Furthermore Figs. 19 and 20 presents the clustering efficiency and communication overhead achieved by the proposed EEQIAHBOA approach and the baseline approaches with different scalable number of nodes in the network. These results confirmed that the proposed EEQIAHBOA approach used heuristic information factor Such that clustering optimization is attained with significance. On the other hand, number of packets used for data transmission systematically gets increased with the number of nodes in the network. But the proposed method handled the situation in a proactive manner Such that communication overhead is comparatively minimized with better clustering efficiency. Hence the clustering efficiency confirmed by the proposed EEQIAHBOA approach is improved by 12.64%, 14.98%, 16.54% and 18.38%, better than the baseline approaches used for comparison. Moreover, communication overhead is minimized by 14.28%, 16.84%, 18.62% and 20.86%, better than the benchmarked approaches used for comparison.

In addition, Tables 3 and 4 presents the packet delay and normalized energy consumptions incurred by the proposed EEQIAHBOA approach and the baseline approaches with different scalable number of nodes in the network. These results confirmed that the proposed EEQIAHBOA approach used a better encoding strategy which helped in mapping the resources in the IIoT environment such that energy is optimally utilized in the network.

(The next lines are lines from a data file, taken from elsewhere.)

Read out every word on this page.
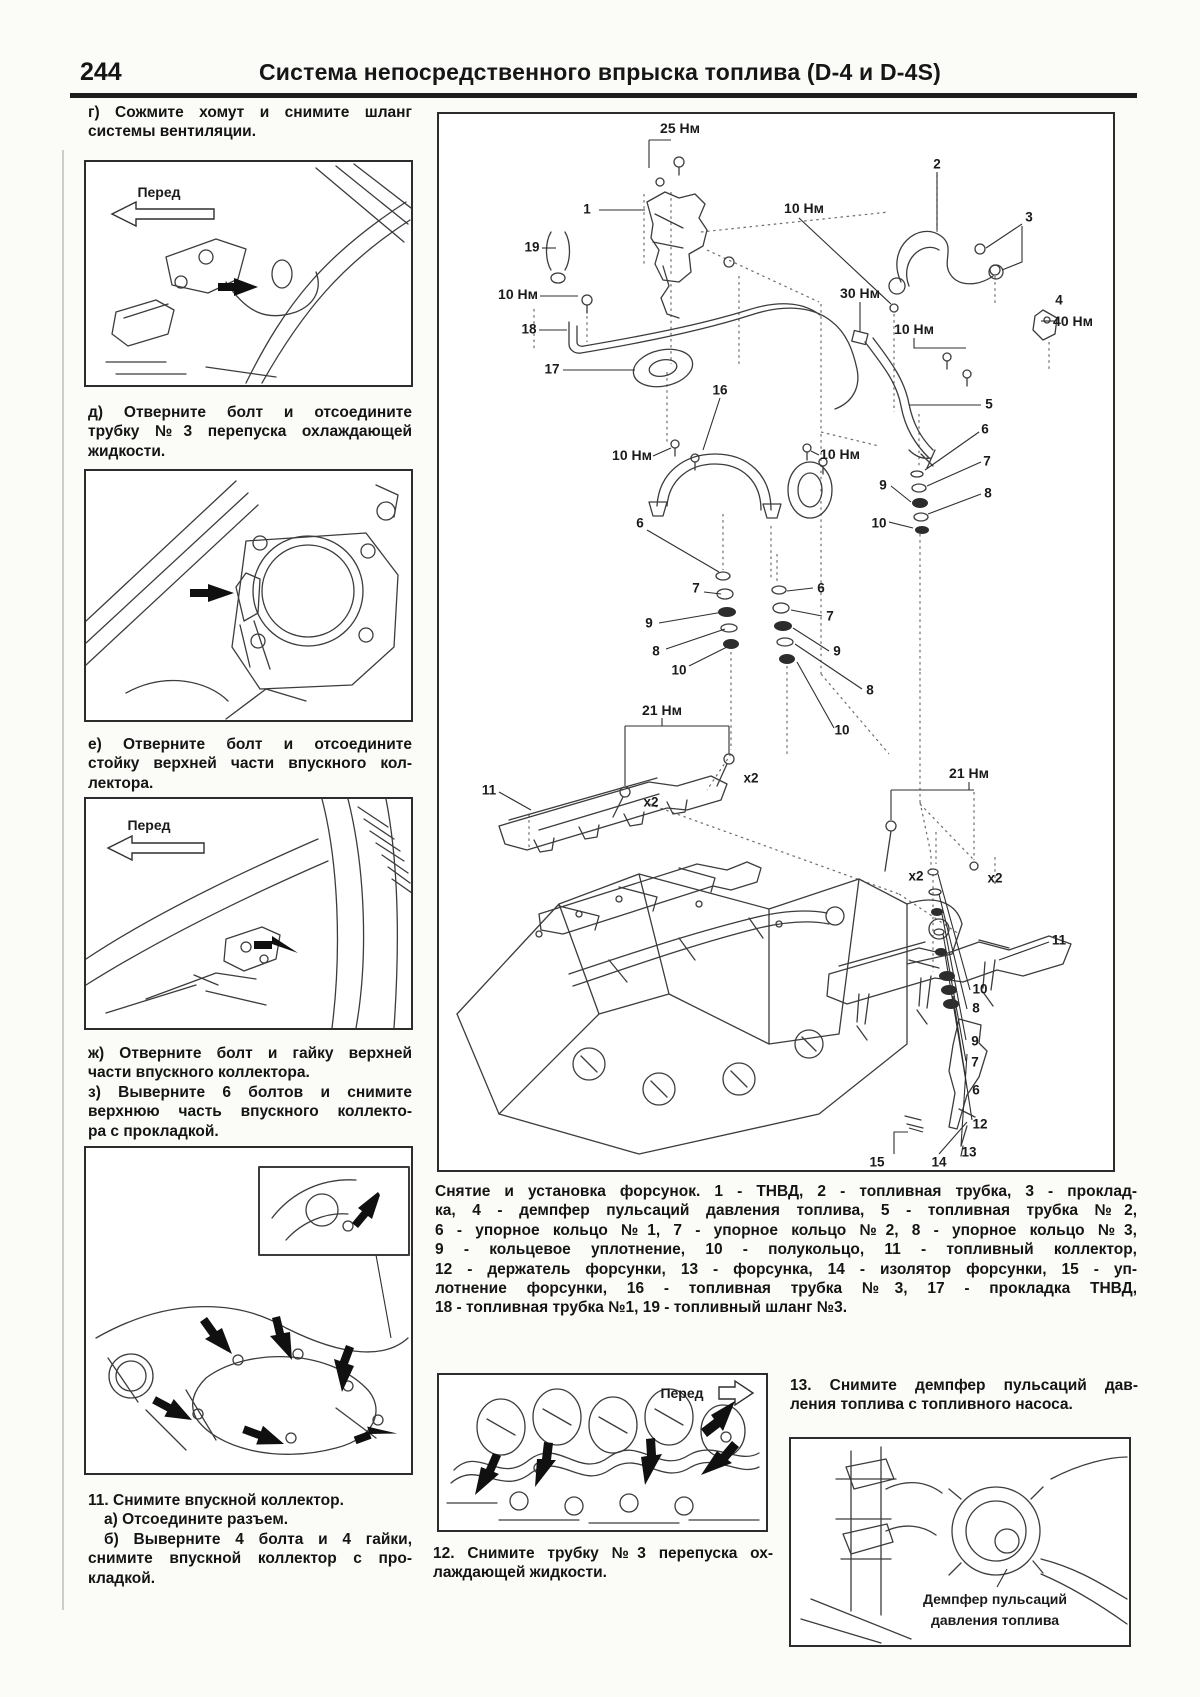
244	Система непосредственного впрыска топлива (D-4 и D-4S)
г) Сожмите хомут и снимите шланг
системы вентиляции.
Перед
д) Отверните болт и отсоедините
трубку №3 перепуска охлаждающей
жидкости.
е) Отверните болт и отсоедините
стойку верхней части впускного кол-
лектора.
Перед
ж) Отверните болт и гайку верхней
части впускного коллектора.
з) Выверните 6 болтов и снимите
верхнюю часть впускного коллекто-
ра с прокладкой.
11. Снимите впускной коллектор.
а) Отсоедините разъем.
б) Выверните 4 болта и 4 гайки,
снимите впускной коллектор с про-
кладкой.
25 Нм
1	10 Нм
2
3
19
10 Нм	30 Нм
10 Нм
4
40 Нм
18
17
16
5
10 Нм	10 Нм
6
7
9
8
10
6
7
9
8
10
6
7
9
8
10
21 Нм
x2
x2
11
21 Нм
x2	x2
11
10
8
9
7
6
12
13
14
15
Снятие и установка форсунок. 1 - ТНВД, 2 - топливная трубка, 3 - проклад-
ка, 4 - демпфер пульсаций давления топлива, 5 - топливная трубка №2,
6 - упорное кольцо №1, 7 - упорное кольцо №2, 8 - упорное кольцо №3,
9 - кольцевое уплотнение, 10 - полукольцо, 11 - топливный коллектор,
12 - держатель форсунки, 13 - форсунка, 14 - изолятор форсунки, 15 - уп-
лотнение форсунки, 16 - топливная трубка №3, 17 - прокладка ТНВД,
18 - топливная трубка №1, 19 - топливный шланг №3.
Перед
12. Снимите трубку №3 перепуска ох-
лаждающей жидкости.
13. Снимите демпфер пульсаций дав-
ления топлива с топливного насоса.
Демпфер пульсаций
давления топлива
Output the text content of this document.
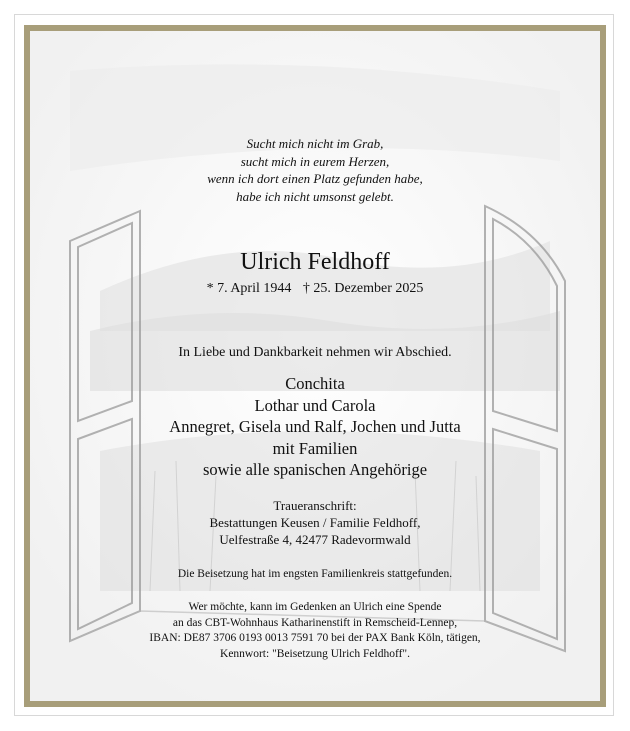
Sucht mich nicht im Grab,
sucht mich in eurem Herzen,
wenn ich dort einen Platz gefunden habe,
habe ich nicht umsonst gelebt.
Ulrich Feldhoff
* 7. April 1944 † 25. Dezember 2025
In Liebe und Dankbarkeit nehmen wir Abschied.
Conchita
Lothar und Carola
Annegret, Gisela und Ralf, Jochen und Jutta
mit Familien
sowie alle spanischen Angehörige
Traueranschrift:
Bestattungen Keusen / Familie Feldhoff,
Uelfestraße 4, 42477 Radevormwald
Die Beisetzung hat im engsten Familienkreis stattgefunden.
Wer möchte, kann im Gedenken an Ulrich eine Spende
an das CBT-Wohnhaus Katharinenstift in Remscheid-Lennep,
IBAN: DE87 3706 0193 0013 7591 70 bei der PAX Bank Köln, tätigen,
Kennwort: "Beisetzung Ulrich Feldhoff".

Table 3 Packet delay under different number of nodes in the network.
Table 4 Normalized energy consumptions under different number of nodes.

Time complexity analysis

The time complexity of the proposed EEQIAHBOA approach specifically depends in four important parameters which includes the phase of initialization, number of search agents, maximized number of iterations, and number of factors for heuristic information factor updating. The total number of dimensions related to all the individuals in the population is initialized before the application of the iteration process. In this context, the time incurred for initialization is determined based on \(\:O(n\times\:d)\). The adopted QAHA algorithm is applied in three stages, thus the computational complexity for position updating in each phase is determined using \(\:O(0.20\times\:{Iter}_{Max}\times\:n\times\:d)\) for stage 1, \(\:O(0.35\times\:{Iter}_{Max}\times\:n\times\:d)\) for stage 2,and\(\:O(0.45\times\:{Iter}_{Max}\times\:n\times\:d)\) for stage 3, respectively. Then the update strategy achieved in specific dimension is achieved with the complexity of \(\:O({Iter}_{Max}\times\:n)\). Then the final time complexity of the proposed EEQIAHBOA approach is determined as \(\:O\left(\text{E}\text{E}\text{Q}\text{I}\text{A}\text{H}\text{B}\text{O}\text{A}\right)=O\left(n\times\:d\right)+\left(0.20\times\:{Iter}_{Max}\times\:n\times\:d\right)+O\left(0.35\times\:{Iter}_{Max}\times\:n\times\:d\right)+O\left(0.45\times\:{Iter}_{Max}\times\:n\times\:d\right)+O({Iter}_{Max}\times\:n)\)..

Conclusions

The proposed EEQIAHBOA approach achieved better clustering process and determined optimized number of clusters for sustaining maximized degree of energy in the network. It used the heuristic information factors which integrated the objective function using weights such that it is optimized during the clustering and CHs selection process. It used a superior encoding method which selected the optimal route from the CHs to the sink depending on its distance estimated between a specific CHs and the sink node and the communication range existing between two CHs in the network. It optimized the clustering process through the determination of factors related to residual energy, and distance between the cluster member IoT nodes and energy consumptions. It also used the characteristics of CRITIC method for determining the weights of the factors considered for heuristic information updating process. The simulation results of the proposed EEQIAHBOA approach with different percentage of energy consumptions guaranteed increased rounds (network lifetime) to the maximized level of 14.78%, better than the benchmarked approaches used for comparison. In addition, the proposed EEQIAHBOA approach independent of the different scenarios of implementation guaranteed higher residual energy and throughput of about 10.64% and 11.28%, better than the benchmarked approaches used for comparison.